And this scenario is what the BLM organizer _intended_.
If such consequences occur, liability will come associated with them. But until they do, just hypotheticalling your way into outrage is meaningless.
Fortunately, the police don't work that way. They don't see positions where their access to public roads is blocked, and say "Oh well, if someone is murdered, not our fault we couldn't get there. The family can just sue the people blocking the road".
They do something about it about the blockage. And that was foreseeable. And resulted in consequences. And hence the lawsuit.
Read the thread you're replying to.
You're changing the argument from people trying to augment the consequences of blocking the road to your argument about augmenting the consequences of calling out the police.
You're getting taken to task in that arena in a bunch of other places from me, NToJ and DMN. I leave you respond to those comments, and won't repeat the argument here.
"You're getting taken to task in that arena by.... "
Actually NToJ doesn't appear to have responded to any of my comments, so I have no idea what you're talking about, and can't respond to any of them.
"And this scenario is what the BLM organizer _intended_."
That scenario also occurs without anyone intending it to, twice, once in the morning and once in the evening. Do we really want to make everyone who drives in rush hour liable for crimes committed at that time?
"Actually, that can be a major crime. Imagine, a protest that blocks fire engines from being able to answer a 5-alarm fire."
Why are we imagining a different crime than the one we have?
It's called "analogy"
...You were not making an analogy:
“That’s a pretty low level crime”.
Actually, that can be a major crime. Imagine, a protest that blocks fire engines from being able to answer a 5-alarm fire. Because the fire engines can’t get out, dozens die.
That's not an analogy, that's trying to argue from a hypothetical because the facts weren't saying what you wanted them to. If you truly are a lawyer, you should know the law doesn't work like that.
"Analogy" : a comparison between two things, typically for the purpose of explanation or clarification.
Now, this isn't the forum for a legal argument, it's the forum for simplified explanations or clarifications.
You seem to be entirely writing off the example posed, as "That didn't happen" without considering the example, and whether the example would lead to negligence on the part of the organizer. Would it be negligence on the part of the protester?
"it’s the forum for simplified explanations"
You're the only simpleton in this discussion.
Allow me to offer this analogy: Pointing out your errors to you is as useful as it would be to explain law to a potted geranium.

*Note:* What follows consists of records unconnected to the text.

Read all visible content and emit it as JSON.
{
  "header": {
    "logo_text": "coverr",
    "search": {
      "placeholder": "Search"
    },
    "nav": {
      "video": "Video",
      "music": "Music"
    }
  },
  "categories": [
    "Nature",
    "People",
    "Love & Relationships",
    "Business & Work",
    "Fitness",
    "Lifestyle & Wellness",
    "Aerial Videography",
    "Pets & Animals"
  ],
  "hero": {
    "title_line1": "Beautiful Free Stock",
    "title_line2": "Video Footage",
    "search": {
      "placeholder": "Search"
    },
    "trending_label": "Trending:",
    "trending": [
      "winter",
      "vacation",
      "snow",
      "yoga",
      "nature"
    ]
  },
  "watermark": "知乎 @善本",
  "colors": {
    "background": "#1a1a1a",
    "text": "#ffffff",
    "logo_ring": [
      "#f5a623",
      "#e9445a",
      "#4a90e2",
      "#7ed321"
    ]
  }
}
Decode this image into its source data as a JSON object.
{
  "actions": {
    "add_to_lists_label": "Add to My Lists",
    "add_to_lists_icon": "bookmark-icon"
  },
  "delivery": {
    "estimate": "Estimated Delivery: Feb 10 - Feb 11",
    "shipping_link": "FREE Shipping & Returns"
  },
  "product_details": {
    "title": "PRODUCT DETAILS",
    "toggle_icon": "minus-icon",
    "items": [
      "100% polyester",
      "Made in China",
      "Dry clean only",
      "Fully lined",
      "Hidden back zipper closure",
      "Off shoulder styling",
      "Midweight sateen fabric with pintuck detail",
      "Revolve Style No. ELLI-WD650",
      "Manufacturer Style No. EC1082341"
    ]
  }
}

It was certainly foreseen by the police. They were lined up with riot shields and helmets, with a row of cops behind the cops with riot shields making arrests.
This is some chilling BS.
Organizing a protest is not condoning violence.
As I sad above: He didn't organize a protest. He organized an illegal protest. The protest criminally occupied a public road.
When you organize a criminal activity, you tend to be legally responsible for anything that goes wrong during it.
Typical big government Brett...
What, you're going to claim there's no valid reason to make it illegal for people to assemble in large groups on highways, and without making any arrangements for traffic control?
No neutral justification for the government to not want people and high speed vehicles to mix, so that this law shouldn't exist, or be enforced?
All my life I've been politically active, and I've never had to break the law to do it. These people didn't need to, either. They chose to. They chose to, because they wanted a fight with the police.
That's the blunt truth: They were looking for a fight, or they'd have done things differently.
"What, you’re going to claim there’s no valid reason to make it illegal for people to assemble in large groups on highways..."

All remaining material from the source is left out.